Türk Hava Yolları çalışanları haklarını aramaya kalktılar, şiddetli bir tepki ile karşılaştılar. Önce sektöre grev yasağı geldi, ardından birçok kişi işinden atıldı.
Herhalde dikkatinizi çekmiştir, özellikle yandaş kesimdeki pek çok yazar THY olayında çalışanların değil şirketin yanında yer aldı.
Kimileri daha kurnaz davranarak THY çalışanlarından hiç söz etmeden, başka konular üzerinden THY güzellemeleri yazdılar.
THY nasıl bir dünya devi olmuş, herkes parmak ısırıyormuş, şirketin başındaki kişiler nasıl da nitelikliymişler, nasıl da gecelerini gündüzlerine katıyorlarmış.

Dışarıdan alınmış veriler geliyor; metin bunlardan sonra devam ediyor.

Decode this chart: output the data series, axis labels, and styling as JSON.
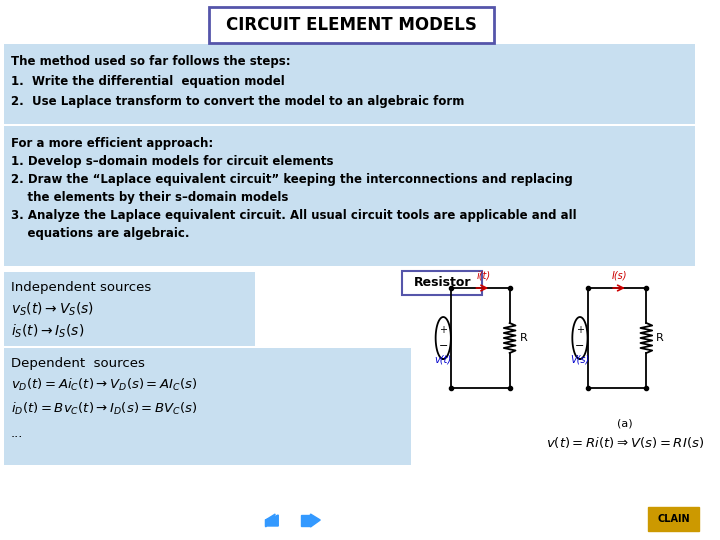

Döktürdüler de döktürdüler.
Hepsi bir kart uğruna bunların.
THY bunlara birer kart veriyor. Gazeteciler bu kartlarla ayrı kapıdan giriyorlar havaalanlarına, biniş işlemleri hızla yapılıyor, kimileri bir üst sınıfa aktarılıyor, bagaj fazlalıklarına aldırış edilmiyor, izzet ikram görüyorlar.
İşte bu kartlarla THY yönetimine bağlanan gazeteciler de övgüden başka bir şey yazamıyorlar.

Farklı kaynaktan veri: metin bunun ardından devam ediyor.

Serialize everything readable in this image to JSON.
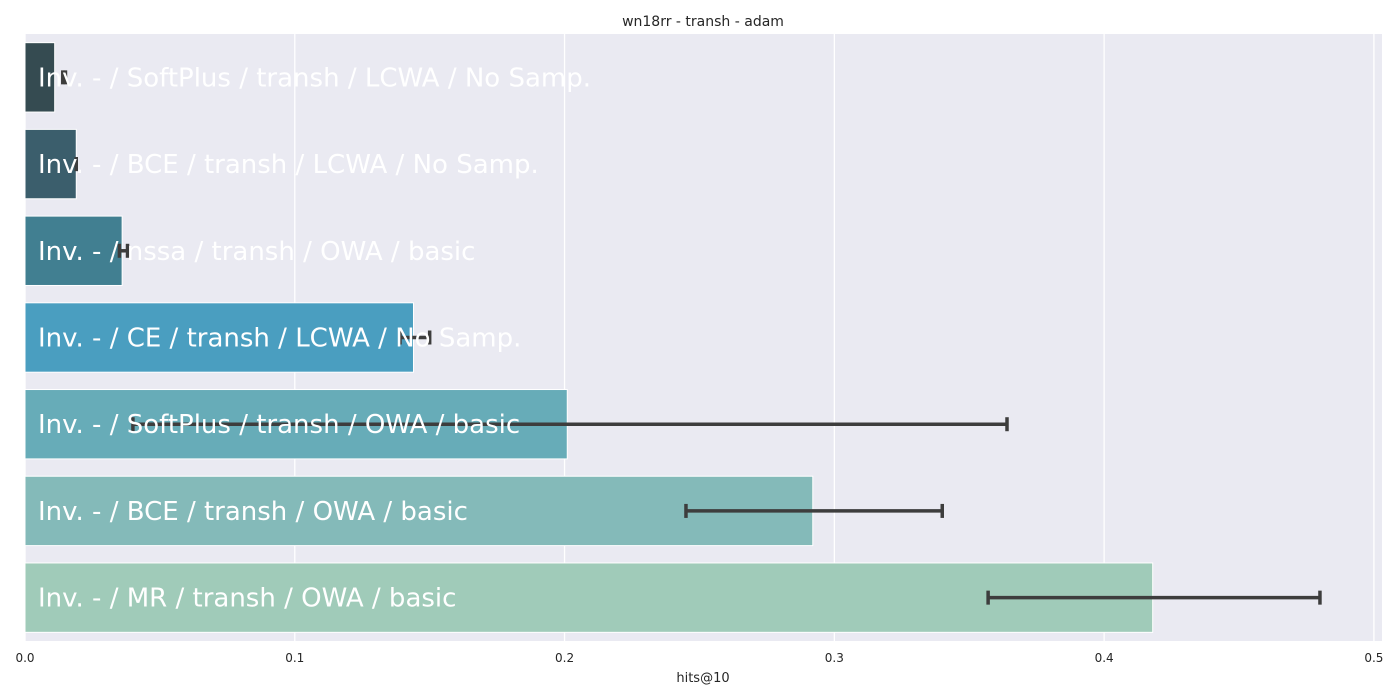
{
  "chart_data": {
    "type": "bar",
    "orientation": "horizontal",
    "title": "wn18rr - transh - adam",
    "xlabel": "hits@10",
    "ylabel": "",
    "xlim": [
      0.0,
      0.503
    ],
    "xticks": [
      "0.0",
      "0.1",
      "0.2",
      "0.3",
      "0.4",
      "0.5"
    ],
    "grid": true,
    "categories": [
      "Inv. - / SoftPlus / transh / LCWA / No Samp.",
      "Inv. - / BCE / transh / LCWA / No Samp.",
      "Inv. - / nssa / transh / OWA / basic",
      "Inv. - / CE / transh / LCWA / No Samp.",
      "Inv. - / SoftPlus / transh / OWA / basic",
      "Inv. - / BCE / transh / OWA / basic",
      "Inv. - / MR / transh / OWA / basic"
    ],
    "values": [
      0.011,
      0.019,
      0.036,
      0.144,
      0.201,
      0.292,
      0.418
    ],
    "error_low": [
      0.014,
      0.019,
      0.035,
      0.139,
      0.04,
      0.245,
      0.357
    ],
    "error_high": [
      0.015,
      0.019,
      0.038,
      0.15,
      0.364,
      0.34,
      0.48
    ],
    "colors": [
      "#354b51",
      "#3b5e6c",
      "#417f91",
      "#4a9ec0",
      "#67acb8",
      "#84bab9",
      "#a0cbb9"
    ]
  }
}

Hep merak ederdim, gazetecilere bu kartlar nasıl verilir diye.
Elite Card denilen bu kartlar THY ile çok uçan ve genellikle Business veya First Class uçan yolculara veriliyor.
Bu gazetecilerin hangileri acaba “çok uçtukları ve mil kazandıkları için” bu kartları almaya hak kazanıyor.
30 küsur yıllık gazeteciyim. Neredeyse her hafta bir yere uçuyorum, ama bu kartları almaya hak kazanacak mile erişemiyorum bir türlü. Birkaç yıllık yandaş gazeteciler ise bakıyorum ellerindeki kartlarla THY yönetimi tarafından pamuklar içinde ağırlanıyor.
Demek ki böyle olunca, bol yağlı ballı yazılar yazmak da görev kabul ediliyor.